Researchers at Weill Cornell Medicine and MIT have pinpointed a molecular switch — a gene-regulating factor called GATA6 — that controls whether colorectal cancer cells stay put or turn into aggressive, fetal-like cells capable of spreading to the liver. When GATA6 levels drop, cancer cells shed their normal identity and become highly adaptable metastatic agents. The discovery opens the door to new biomarkers and therapies targeting cancer spread at its earliest stages.
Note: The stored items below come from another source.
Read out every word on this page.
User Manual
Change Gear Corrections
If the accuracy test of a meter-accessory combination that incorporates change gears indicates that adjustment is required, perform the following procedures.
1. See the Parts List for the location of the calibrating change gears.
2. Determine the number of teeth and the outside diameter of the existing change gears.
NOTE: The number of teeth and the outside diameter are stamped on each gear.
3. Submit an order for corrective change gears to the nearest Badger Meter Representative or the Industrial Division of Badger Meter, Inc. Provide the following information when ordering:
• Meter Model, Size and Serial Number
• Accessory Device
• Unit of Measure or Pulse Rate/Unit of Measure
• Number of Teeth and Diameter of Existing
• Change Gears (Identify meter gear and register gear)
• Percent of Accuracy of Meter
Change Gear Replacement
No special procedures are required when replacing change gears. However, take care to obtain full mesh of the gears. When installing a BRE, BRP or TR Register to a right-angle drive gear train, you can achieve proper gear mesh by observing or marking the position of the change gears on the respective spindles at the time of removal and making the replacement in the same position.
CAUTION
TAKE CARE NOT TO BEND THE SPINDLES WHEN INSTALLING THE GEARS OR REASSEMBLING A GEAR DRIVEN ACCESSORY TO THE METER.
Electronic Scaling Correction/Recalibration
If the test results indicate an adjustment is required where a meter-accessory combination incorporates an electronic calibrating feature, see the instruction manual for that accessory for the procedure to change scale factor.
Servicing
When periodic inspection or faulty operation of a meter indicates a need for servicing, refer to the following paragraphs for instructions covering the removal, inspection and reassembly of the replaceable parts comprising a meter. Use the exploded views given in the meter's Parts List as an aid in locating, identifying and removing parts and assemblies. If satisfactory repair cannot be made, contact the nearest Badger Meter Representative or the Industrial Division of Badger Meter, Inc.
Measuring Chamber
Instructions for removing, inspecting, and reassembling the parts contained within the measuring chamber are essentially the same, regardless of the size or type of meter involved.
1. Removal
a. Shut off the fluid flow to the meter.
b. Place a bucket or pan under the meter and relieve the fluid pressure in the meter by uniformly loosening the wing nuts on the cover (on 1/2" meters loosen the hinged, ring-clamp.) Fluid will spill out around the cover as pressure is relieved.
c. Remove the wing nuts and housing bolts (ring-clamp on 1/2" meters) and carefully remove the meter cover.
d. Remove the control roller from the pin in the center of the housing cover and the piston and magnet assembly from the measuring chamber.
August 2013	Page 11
Researchers at Weill Cornell Medicine and MIT have uncovered a key molecular mechanism behind one of colorectal cancer's most dangerous traits: its ability to spread to the liver. The culprit isn't a new genetic mutation — it's the loss of a gene-regulating factor called GATA6, which normally acts as an "identity keeper" for intestinal cells. When GATA6 levels fall, cancer cells can abandon their specialized identity and shift into a flexible, fetal-like state that makes them far better at traveling through the bloodstream and colonizing distant organs.
The team used organoid models derived from liver metastases, implanting them into mouse colons to observe how cancer cells gradually acquire metastatic abilities. They found that GATA6 loss triggers a shift from LGR5-positive to LGR5-negative cells — a transition previously linked to liver metastasis initiation. Crucially, restoring GATA6 activity reduced metastatic potential, while deleting it significantly increased liver metastasis in mouse models without affecting primary tumor growth.
Key Takeaways:
Why it matters: Metastasis is the leading cause of death in colorectal cancer, yet no clear driver mutations had previously been identified. This research shifts the focus toward epigenetic cell-state transitions, potentially unlocking new strategies to detect high-risk patients earlier and block cancer spread before it starts.